Scripts that run regularly on the registry database, to clean and consolidate information
Apache License 2.0
0 stars 1 forks source link

Nonaggregate products present in "foreign" collections/bundles do not have correct ancestry. #114

Closed alexdunnjpl closed 2 months ago

alexdunnjpl commented 2 months ago

Checked for duplicates

No - I haven't checked

🐛 Describe the bug

As previously noted by @sjoshi-jpl's log error reports, there have been numerous cases of "Multiple updates detected for doc_id [...]"

I've tracked this down to what appears to be an issue where nonaggregate products who belong to collections/bundles not indicated by the non-aggregate lidvid produce multiple disjoint ancestry histories.

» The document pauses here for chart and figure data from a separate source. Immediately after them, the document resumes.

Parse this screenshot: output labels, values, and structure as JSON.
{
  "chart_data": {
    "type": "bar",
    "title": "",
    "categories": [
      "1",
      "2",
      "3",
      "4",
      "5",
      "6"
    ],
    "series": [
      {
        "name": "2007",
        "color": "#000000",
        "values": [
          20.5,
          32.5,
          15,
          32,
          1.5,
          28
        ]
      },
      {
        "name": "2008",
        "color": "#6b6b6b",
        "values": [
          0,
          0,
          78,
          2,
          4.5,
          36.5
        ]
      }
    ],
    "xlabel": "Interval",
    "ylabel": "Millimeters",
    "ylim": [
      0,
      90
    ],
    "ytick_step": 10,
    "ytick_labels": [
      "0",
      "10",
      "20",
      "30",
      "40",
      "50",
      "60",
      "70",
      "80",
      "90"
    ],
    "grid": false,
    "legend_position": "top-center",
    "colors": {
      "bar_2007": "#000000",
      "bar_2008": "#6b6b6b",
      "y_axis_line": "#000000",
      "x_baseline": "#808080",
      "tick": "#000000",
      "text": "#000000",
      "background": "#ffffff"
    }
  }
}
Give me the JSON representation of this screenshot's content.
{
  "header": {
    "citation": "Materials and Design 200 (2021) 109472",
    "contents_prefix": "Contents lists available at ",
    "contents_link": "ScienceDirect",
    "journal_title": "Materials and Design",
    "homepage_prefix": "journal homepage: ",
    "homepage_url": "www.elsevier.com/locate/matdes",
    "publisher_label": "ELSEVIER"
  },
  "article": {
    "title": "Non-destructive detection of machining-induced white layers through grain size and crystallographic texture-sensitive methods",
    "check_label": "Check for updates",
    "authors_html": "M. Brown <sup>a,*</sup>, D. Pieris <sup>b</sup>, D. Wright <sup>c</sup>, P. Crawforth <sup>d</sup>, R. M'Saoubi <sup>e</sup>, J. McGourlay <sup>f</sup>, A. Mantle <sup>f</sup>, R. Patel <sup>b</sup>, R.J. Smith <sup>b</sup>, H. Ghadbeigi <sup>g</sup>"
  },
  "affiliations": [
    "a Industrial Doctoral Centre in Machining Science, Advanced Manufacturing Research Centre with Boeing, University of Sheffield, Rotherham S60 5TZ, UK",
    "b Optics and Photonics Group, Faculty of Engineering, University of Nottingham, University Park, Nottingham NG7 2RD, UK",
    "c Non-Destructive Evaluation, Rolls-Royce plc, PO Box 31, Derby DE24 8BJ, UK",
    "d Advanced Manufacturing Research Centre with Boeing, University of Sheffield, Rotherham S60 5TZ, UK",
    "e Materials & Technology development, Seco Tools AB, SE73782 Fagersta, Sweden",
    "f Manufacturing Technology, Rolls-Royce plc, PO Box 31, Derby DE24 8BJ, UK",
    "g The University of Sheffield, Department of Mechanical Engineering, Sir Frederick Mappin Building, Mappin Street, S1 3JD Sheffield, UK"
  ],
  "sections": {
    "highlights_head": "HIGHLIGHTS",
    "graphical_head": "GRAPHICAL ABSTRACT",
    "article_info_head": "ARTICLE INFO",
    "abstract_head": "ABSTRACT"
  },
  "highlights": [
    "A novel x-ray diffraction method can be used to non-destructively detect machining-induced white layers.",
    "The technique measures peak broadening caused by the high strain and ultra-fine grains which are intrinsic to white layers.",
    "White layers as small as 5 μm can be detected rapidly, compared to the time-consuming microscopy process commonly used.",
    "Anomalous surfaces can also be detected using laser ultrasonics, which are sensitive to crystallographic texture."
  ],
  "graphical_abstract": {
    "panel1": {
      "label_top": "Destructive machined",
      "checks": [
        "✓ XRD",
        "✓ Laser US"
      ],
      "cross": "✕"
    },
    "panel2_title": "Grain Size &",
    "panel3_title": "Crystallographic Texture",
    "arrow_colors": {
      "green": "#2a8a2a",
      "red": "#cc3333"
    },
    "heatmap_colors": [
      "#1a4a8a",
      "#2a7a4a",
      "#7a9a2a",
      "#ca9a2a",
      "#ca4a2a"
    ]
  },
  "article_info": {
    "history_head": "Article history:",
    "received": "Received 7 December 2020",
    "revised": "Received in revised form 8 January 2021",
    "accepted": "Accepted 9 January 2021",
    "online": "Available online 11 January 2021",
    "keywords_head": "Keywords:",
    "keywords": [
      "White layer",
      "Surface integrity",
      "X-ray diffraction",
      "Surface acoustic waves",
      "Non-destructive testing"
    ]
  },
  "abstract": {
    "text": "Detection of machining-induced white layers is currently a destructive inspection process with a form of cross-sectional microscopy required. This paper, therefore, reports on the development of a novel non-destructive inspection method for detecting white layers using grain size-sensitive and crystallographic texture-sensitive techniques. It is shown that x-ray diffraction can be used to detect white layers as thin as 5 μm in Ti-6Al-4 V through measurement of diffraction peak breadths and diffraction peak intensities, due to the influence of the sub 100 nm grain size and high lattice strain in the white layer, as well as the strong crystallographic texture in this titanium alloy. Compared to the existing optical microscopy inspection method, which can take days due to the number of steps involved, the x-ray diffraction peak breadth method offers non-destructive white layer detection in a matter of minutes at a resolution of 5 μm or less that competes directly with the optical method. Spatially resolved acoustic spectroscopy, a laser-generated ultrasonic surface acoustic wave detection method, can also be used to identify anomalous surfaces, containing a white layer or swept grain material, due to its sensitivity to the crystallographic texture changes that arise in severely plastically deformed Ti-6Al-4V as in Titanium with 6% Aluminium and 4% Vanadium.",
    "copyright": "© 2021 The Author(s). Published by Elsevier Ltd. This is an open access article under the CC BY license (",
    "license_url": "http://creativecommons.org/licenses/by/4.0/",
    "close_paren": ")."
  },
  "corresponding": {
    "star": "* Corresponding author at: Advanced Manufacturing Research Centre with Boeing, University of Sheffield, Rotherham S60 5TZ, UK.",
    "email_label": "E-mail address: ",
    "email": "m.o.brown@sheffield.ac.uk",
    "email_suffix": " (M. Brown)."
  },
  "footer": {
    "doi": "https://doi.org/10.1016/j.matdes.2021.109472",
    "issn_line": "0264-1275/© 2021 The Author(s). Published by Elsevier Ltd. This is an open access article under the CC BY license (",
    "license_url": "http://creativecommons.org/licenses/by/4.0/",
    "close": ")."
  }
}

This will need to be accounted for with ad-hoc behaviour, possibly caching the colliding updates until after the next buffer flush (as the collision may not have been written to db at detection-time), then performing read/merge/write for each affected document, with the missing content.

🕵️ Expected behavior

I expect registry-sweepers to run (tested against psa-prod) without the production of "Multiple updates" errors

📜 To Reproduce

Run sweepers against psa-prod

⚙️ Engineering Details

This makes sense, given the fact that it's iteration over registry-refs docs (i.e. pages of collection-specific non-agg references) which produces the non-agg records. This is compounded by the new iterate-by-collection-lid approach.

Another way to phrase the issue:

alexdunnjpl commented 2 months ago

Example:

{
  "lidvid": "urn:esa:psa:context:instrument_host:spacecraft.tgo::1.1",
  "parent_collection_lidvids": [
    "urn:esa:psa:context:instrument_host::1.0"
  ],
  "parent_bundle_lidvids": [
    "urn:esa:psa:context::1.0",
    "urn:esa:psa:context::2.0",
    "urn:esa:psa:context::3.0",
    "urn:esa:psa:context::4.0"
  ]
}
{
  "lidvid": "urn:esa:psa:context:instrument_host:spacecraft.tgo::1.1",
  "parent_collection_lidvids": [
    "urn:esa:psa:em16:context::1.1"
  ],
  "parent_bundle_lidvids": [
    "urn:esa:psa:em16::1.0",
    "urn:esa:psa:em16::10.0",
    "urn:esa:psa:em16::100.0",
    "urn:esa:psa:em16::100.1",
[...]
    "urn:esa:psa:em16_tgo_acs::1.4",
    "urn:esa:psa:em16_tgo_cas::1.3",
    "urn:esa:psa:em16_tgo_nmd::1.2"
  ]
}
alexdunnjpl commented 2 months ago

Prioritised and added to current sprint, per @jordanpadams @tloubrieu-jpl

alexdunnjpl commented 2 months ago

Status: in-prog, need to

alexdunnjpl commented 2 months ago

Status: complete, PR opened

alexdunnjpl commented 2 months ago

Resolved by #116